Transitioning SA's Petrochemical Value Chain

Challenges with a Shift to Rail Transport

Rail transport is a lower greenhouse gas emissions mode of transport than road, when measured on a per tonne and per passenger-kilometer basis. In addition to saving freight transport emissions, an efficient rail system could have other benefits for South Africa including improved accessibility and affordability for passengers who rely on other public transport, including minibus taxis; lower costs for long-distance transport of consumer goods; alleviation of pressures on the crumbling road system; and improved road safety.

Rail once played a pivotal role in South Africa’s economic development, opening up rural areas to agriculture and mining, and connecting them to major cities of Johannesburg, Cape Town and Durban and associated ports. The country’s current rail network is 30 400 track-km long, comprising of a national network connecting the three major cities, branch lines to smaller cities, towns and rural areas, and a rapid transport network in Gauteng.

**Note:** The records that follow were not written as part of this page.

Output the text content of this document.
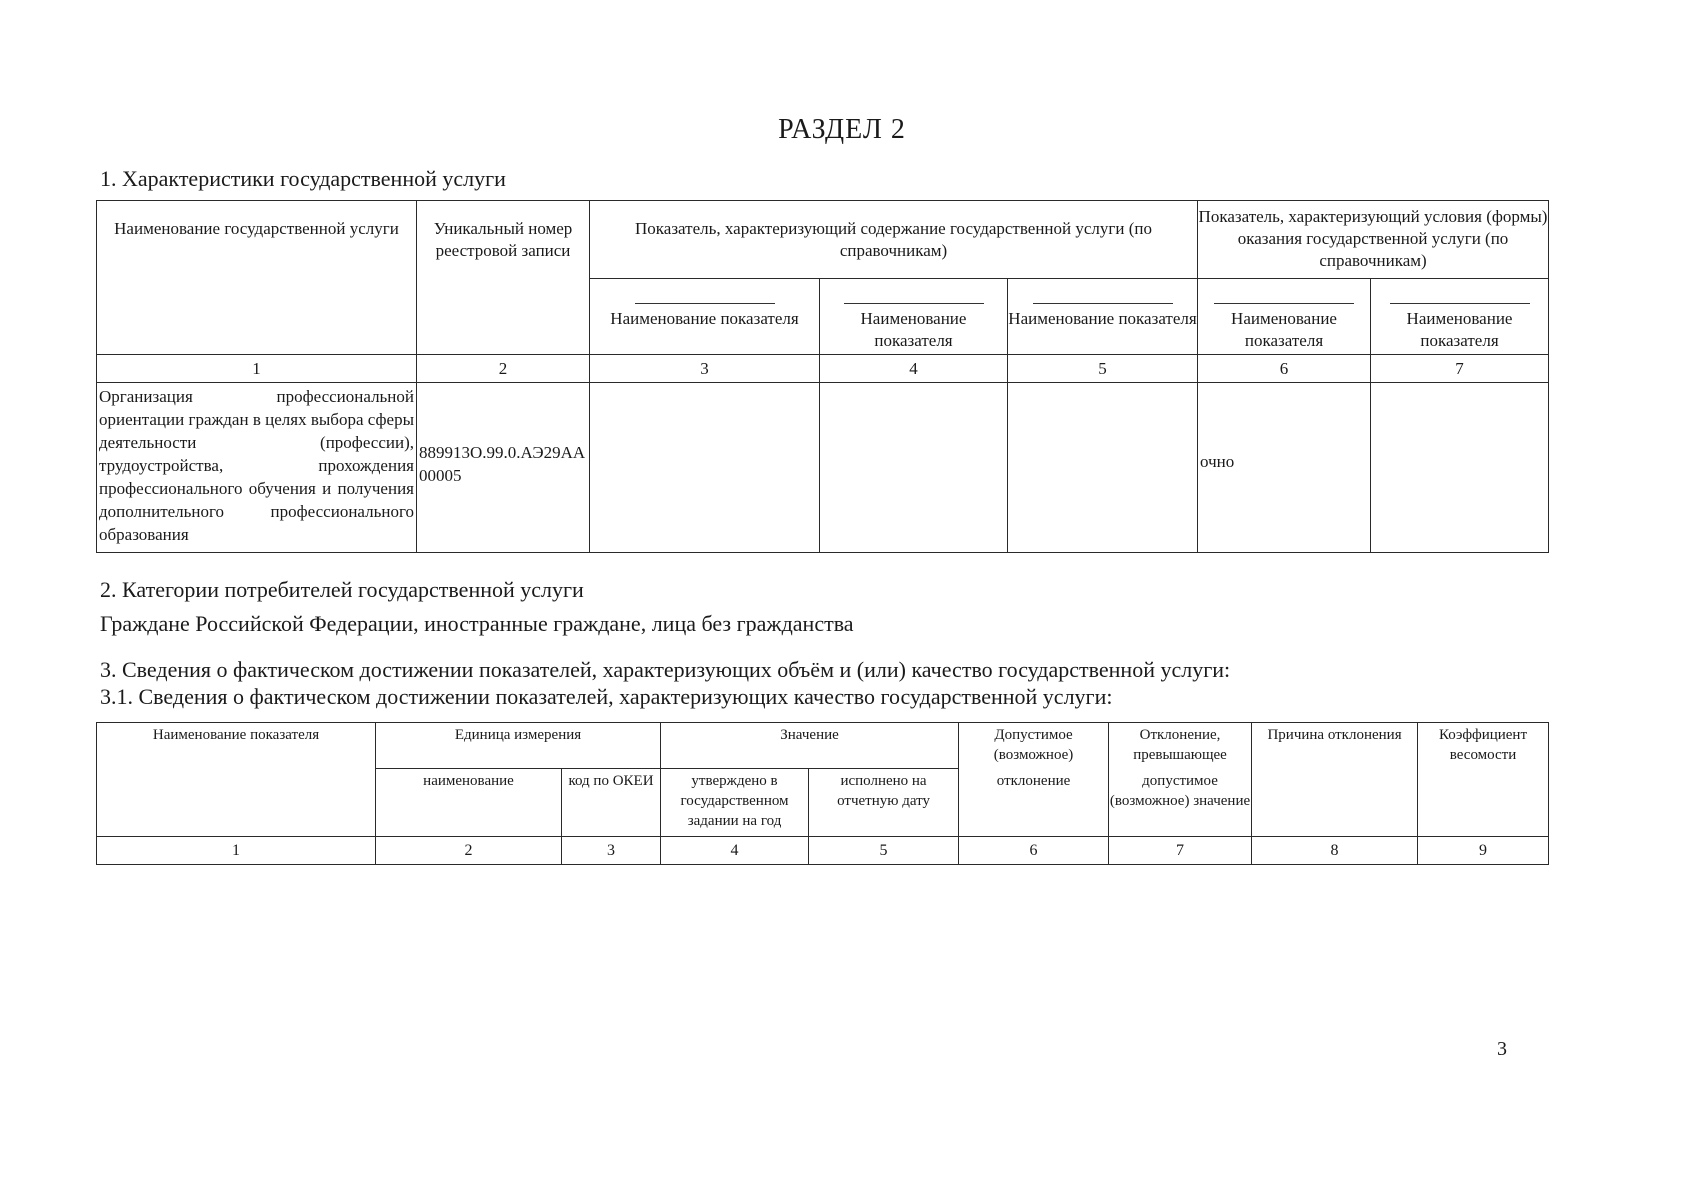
РАЗДЕЛ 2
1. Характеристики государственной услуги
Наименование государственной услуги	Уникальный номер реестровой записи	Показатель, характеризующий содержание государственной услуги (по справочникам)			Показатель, характеризующий условия (формы) оказания государственной услуги (по справочникам)	

		Наименование показателя	Наименование показателя	Наименование показателя	Наименование показателя	Наименование показателя

1	2	3	4	5	6	7
Организация профессиональной ориентации граждан в целях выбора сферы деятельности (профессии), трудоустройства, прохождения профессионального обучения и получения дополнительного профессионального образования	889913О.99.0.АЭ29АА00005				очно	
2. Категории потребителей государственной услуги
Граждане Российской Федерации, иностранные граждане, лица без гражданства
3. Сведения о фактическом достижении показателей, характеризующих объём и (или) качество государственной услуги:
3.1. Сведения о фактическом достижении показателей, характеризующих качество государственной услуги:
Наименование показателя	Единица измерения		Значение		Допустимое (возможное)	Отклонение, превышающее	Причина отклонения	Коэффициент весомости
	наименование	код по ОКЕИ	утверждено в государственном задании на год	исполнено на отчетную дату	отклонение	допустимое (возможное) значение		
1	2	3	4	5	6	7	8	9
3
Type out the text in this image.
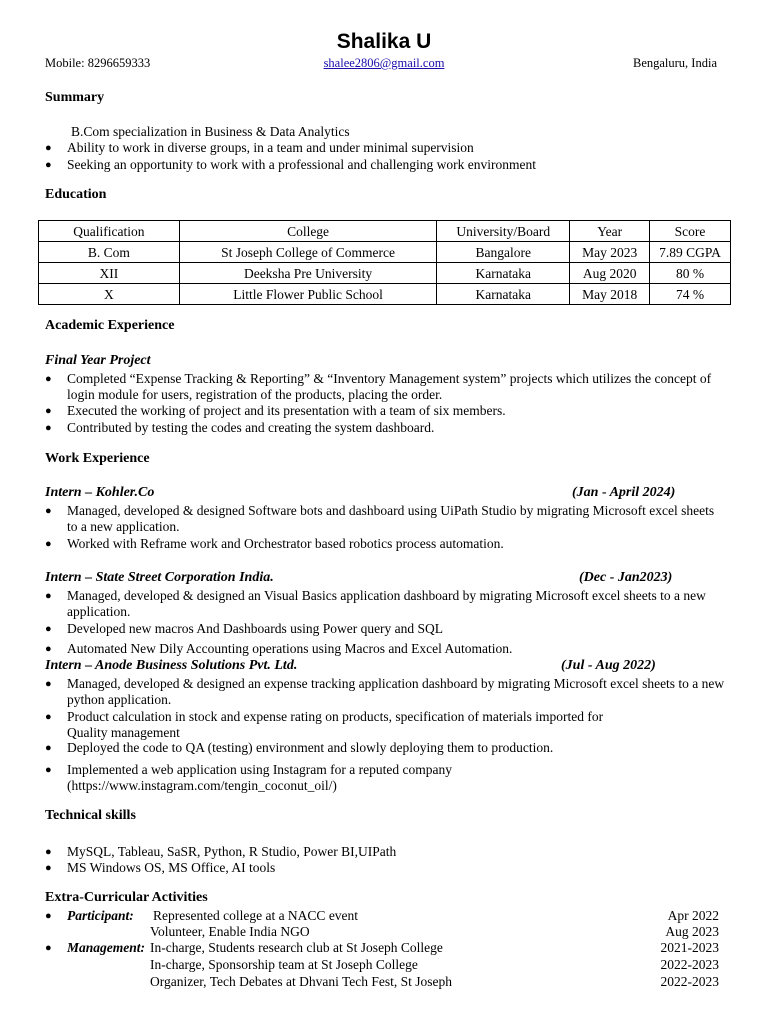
Shalika U
Mobile: 8296659333	shalee2806@gmail.com	Bengaluru, India
Summary
B.Com specialization in Business & Data Analytics
● Ability to work in diverse groups, in a team and under minimal supervision
● Seeking an opportunity to work with a professional and challenging work environment
Education
Qualification	College	University/Board	Year	Score
B. Com	St Joseph College of Commerce	Bangalore	May 2023	7.89 CGPA
XII	Deeksha Pre University	Karnataka	Aug 2020	80 %
X	Little Flower Public School	Karnataka	May 2018	74 %
Academic Experience
Final Year Project
● Completed “Expense Tracking & Reporting” & “Inventory Management system” projects which utilizes the concept of login module for users, registration of the products, placing the order.
● Executed the working of project and its presentation with a team of six members.
● Contributed by testing the codes and creating the system dashboard.
Work Experience
Intern – Kohler.Co	(Jan - April 2024)
● Managed, developed & designed Software bots and dashboard using UiPath Studio by migrating Microsoft excel sheets to a new application.
● Worked with Reframe work and Orchestrator based robotics process automation.
Intern – State Street Corporation India.	(Dec - Jan2023)
● Managed, developed & designed an Visual Basics application dashboard by migrating Microsoft excel sheets to a new application.
● Developed new macros And Dashboards using Power query and SQL
● Automated New Dily Accounting operations using Macros and Excel Automation.
Intern – Anode Business Solutions Pvt. Ltd.	(Jul - Aug 2022)
● Managed, developed & designed an expense tracking application dashboard by migrating Microsoft excel sheets to a new python application.
● Product calculation in stock and expense rating on products, specification of materials imported for Quality management
● Deployed the code to QA (testing) environment and slowly deploying them to production.
● Implemented a web application using Instagram for a reputed company (https://www.instagram.com/tengin_coconut_oil/)
Technical skills
● MySQL, Tableau, SaSR, Python, R Studio, Power BI,UIPath
● MS Windows OS, MS Office, AI tools
Extra-Curricular Activities
● Participant: Represented college at a NACC event	Apr 2022
Volunteer, Enable India NGO	Aug 2023
● Management: In-charge, Students research club at St Joseph College	2021-2023
In-charge, Sponsorship team at St Joseph College	2022-2023
Organizer, Tech Debates at Dhvani Tech Fest, St Joseph	2022-2023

The principal transport assets such as the freight rail and national port assets are owned and operated by Transnet SOC Ltd., while passenger rail services are operated by Passenger Rail Agency of South Africa (PRASA).

Recognising the benefits of rail, the world’s railway industry has been reinventing itself, and by 2050 many governments are anticipated to depend on rail to help meet commitments to reduce greenhouse emissions. In South Africa, however, the sector has experienced a significant decline for several decades, losing virtually all its branch line traffic, long distance passenger traffic, and market share in general freight and commuter rail.

One of the challenges is that rail has largely operated without a foregrounding and cohesive national policy over the past century. As other competing transport modes emerged, public funding for rail declined substantially and with it, declining policy support, including through deregulation of road transport in 1988. The freight and passenger rail markets are monopolistic, and both are inadequately funded and managed. Massive capital investment backlog has resulted in ageing infrastructure, outdated technologies, and a lack of specialised technical skills. This has restricted the freight market share to less than 20% for general freight and commuter trains to servicing less than 10% of passenger travel in the country.

Despite the potential emissions savings and other benefits, there are currently no government incentives to shift from road to rail. Because of the existing monopolistic rail freight market structure, Transnet is not incentivised to implement actions to help stimulate a modal shift. Having said this, the National Rail Policy White Paper gazetted in March 2022 aims to reinvigorate Government’s intentions to realise a ‘rail renaissance in the country”. Key interventions include enabling large investments into heavy freight haulage and contemporary urban and regional rapid transit.

Developing new rail infrastructure to support significant modal shifts requires substantial investment, with one estimate suggesting R 300 billion is required to expand rail along major corridors.